Agency, Mobility, and Materiality in a Trans-Andean 19th Century

Thursday, January 5, 2017: 3:50 PM
Mile High Ballroom 1C (Colorado Convention Center)
Kyle E. Harvey, Cornell University
When Guillermo White presented his first annual report as director of the Argentine Engineering Department in 1875, he argued that railroad companies had been taking advantage of the Argentine state. Through faulty contracts with the government and inflated construction costs, these companies were benefiting from overcharging the state for public works. To explain this problem, White identified the absence of adequate record-keeping practices by the Engineering Department. If the state could standardize record-keeping practices, White argued, then it could improve engineering proposals and construction estimates, thereby ensuring better efficiency and quality in public works than had been the case up to that point. In the 1880s, White’s theory was put to the test when the Argentine state decided to administer the construction of a railroad in western Argentina, the Andino line.

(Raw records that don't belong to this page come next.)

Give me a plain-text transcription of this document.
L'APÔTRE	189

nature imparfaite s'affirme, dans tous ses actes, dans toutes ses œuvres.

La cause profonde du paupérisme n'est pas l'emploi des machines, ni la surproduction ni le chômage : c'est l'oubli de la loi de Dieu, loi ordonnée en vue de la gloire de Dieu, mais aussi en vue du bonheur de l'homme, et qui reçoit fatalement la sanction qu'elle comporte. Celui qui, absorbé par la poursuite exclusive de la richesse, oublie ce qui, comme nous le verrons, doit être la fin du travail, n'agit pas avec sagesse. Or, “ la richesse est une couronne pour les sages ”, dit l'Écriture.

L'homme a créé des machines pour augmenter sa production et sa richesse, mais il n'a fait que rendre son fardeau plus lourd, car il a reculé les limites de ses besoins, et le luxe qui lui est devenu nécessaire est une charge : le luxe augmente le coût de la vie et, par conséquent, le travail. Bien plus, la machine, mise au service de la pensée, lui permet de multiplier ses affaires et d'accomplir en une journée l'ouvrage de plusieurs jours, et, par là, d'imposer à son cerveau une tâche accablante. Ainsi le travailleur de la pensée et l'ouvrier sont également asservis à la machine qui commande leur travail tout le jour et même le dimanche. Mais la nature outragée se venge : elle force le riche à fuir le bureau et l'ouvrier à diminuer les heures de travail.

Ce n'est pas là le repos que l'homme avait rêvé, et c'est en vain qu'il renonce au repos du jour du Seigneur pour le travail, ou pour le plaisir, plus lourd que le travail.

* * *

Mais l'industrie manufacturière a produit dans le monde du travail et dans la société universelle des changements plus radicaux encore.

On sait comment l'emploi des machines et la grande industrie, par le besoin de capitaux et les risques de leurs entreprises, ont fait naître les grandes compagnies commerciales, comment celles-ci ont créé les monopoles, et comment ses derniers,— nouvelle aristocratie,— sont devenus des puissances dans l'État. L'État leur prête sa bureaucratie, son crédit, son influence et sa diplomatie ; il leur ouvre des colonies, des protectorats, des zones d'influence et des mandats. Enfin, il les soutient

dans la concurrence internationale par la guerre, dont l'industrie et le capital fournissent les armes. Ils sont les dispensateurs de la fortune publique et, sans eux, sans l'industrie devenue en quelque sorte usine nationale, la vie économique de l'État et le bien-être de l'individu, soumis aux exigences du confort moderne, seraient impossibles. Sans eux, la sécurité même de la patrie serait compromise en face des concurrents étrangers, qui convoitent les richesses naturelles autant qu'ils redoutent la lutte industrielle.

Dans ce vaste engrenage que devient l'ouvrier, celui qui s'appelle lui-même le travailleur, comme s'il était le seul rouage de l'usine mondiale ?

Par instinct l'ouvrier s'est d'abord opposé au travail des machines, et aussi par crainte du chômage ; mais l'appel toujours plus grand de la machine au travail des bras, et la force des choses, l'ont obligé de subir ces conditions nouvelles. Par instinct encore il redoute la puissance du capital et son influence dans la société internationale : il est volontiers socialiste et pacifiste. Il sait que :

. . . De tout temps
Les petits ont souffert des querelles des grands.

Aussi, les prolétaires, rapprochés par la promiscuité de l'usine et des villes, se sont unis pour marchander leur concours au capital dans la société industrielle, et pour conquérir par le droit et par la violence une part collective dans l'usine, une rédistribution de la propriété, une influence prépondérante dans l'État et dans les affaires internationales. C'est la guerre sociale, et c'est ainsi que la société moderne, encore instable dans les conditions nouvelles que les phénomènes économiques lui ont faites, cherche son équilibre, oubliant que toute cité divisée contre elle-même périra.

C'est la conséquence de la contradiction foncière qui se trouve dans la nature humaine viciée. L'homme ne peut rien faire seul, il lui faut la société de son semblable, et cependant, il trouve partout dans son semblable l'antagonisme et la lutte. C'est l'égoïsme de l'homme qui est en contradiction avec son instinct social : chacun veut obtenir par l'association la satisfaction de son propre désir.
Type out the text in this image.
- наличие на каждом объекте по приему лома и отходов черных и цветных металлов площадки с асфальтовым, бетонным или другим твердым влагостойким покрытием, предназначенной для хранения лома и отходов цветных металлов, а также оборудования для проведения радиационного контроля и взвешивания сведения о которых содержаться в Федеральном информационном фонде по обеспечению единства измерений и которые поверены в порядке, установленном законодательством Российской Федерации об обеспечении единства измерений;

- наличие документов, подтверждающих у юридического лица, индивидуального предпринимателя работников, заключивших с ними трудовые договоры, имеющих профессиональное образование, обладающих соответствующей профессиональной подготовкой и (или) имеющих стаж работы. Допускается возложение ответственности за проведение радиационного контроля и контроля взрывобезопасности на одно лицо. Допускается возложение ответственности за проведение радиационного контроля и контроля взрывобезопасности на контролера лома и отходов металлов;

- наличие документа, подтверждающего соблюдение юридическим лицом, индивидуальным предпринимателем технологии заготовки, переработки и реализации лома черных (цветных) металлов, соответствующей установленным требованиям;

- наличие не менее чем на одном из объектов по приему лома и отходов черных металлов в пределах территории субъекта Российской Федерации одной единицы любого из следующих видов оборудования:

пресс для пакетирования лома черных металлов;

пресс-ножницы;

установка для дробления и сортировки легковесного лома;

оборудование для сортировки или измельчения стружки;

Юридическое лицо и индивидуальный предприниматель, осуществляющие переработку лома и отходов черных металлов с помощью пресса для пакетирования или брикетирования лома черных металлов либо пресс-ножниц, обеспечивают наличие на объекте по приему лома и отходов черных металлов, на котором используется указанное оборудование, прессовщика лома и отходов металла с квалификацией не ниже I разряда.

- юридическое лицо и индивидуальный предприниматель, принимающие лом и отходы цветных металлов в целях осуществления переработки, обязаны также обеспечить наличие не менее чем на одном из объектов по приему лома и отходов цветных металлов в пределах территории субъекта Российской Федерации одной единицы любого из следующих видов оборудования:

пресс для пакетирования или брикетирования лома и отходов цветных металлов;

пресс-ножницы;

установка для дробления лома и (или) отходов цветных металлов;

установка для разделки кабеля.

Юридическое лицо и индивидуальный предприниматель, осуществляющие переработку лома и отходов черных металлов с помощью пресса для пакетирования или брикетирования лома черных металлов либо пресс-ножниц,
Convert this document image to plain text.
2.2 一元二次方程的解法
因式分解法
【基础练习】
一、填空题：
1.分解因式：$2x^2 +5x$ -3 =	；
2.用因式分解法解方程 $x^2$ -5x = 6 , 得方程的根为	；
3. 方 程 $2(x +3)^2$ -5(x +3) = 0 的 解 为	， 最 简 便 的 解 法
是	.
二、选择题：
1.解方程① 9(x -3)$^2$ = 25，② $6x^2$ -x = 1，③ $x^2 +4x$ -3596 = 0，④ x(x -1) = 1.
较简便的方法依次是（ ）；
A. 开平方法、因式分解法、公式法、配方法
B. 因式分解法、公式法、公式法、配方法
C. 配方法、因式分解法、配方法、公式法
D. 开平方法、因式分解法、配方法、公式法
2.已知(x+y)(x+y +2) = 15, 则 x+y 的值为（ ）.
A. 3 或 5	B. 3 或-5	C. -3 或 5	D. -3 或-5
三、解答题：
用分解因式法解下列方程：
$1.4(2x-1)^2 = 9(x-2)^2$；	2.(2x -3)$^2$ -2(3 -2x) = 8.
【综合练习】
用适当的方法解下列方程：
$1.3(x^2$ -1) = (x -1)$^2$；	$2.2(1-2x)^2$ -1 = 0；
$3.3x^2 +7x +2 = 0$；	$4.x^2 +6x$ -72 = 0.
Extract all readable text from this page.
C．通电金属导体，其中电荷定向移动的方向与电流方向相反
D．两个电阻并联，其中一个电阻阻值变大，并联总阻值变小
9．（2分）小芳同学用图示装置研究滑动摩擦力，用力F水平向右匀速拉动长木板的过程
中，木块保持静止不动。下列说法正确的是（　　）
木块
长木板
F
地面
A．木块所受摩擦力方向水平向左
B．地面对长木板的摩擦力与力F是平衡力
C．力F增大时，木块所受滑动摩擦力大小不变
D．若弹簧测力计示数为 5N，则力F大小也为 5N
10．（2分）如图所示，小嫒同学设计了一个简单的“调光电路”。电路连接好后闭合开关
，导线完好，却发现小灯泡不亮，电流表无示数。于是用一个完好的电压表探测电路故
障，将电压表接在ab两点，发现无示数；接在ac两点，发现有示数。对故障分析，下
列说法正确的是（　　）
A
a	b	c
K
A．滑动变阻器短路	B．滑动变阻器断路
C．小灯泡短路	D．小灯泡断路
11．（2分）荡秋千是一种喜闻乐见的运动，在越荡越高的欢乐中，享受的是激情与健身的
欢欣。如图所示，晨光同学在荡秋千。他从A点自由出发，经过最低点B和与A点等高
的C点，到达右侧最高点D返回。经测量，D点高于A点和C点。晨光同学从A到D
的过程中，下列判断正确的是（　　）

            My paper argues that in attempting to standardize record-keeping practices during the Andino line’s construction, state engineers encountered defiance from the materials that engineers sought to capture in proposals, contracts, and progress reports. Such defiance was not merely the result of materials’ intrinsic properties. Rather, material defiance of record-keeping practices was the result of the different ways of relating materials. Divergent ways of relating materials came from many sources, from different temporal frames represented by planning, executing, and evaluating the project, to the tensions among different bureaucratic and engineering practices. Ultimately, I suggest that the materiality of the state reveals the fragmented and incoherent nature of liberal-state formation. At the same time, I gesture toward the ways that transnational capital took advantage of this disjointed process of state ‘building.’ When the Argentine state sold the line to a private firm, this firm re-sold it at a significant profit and used those profits to push forward the construction of a bi-national railroad between Chile and Argentina.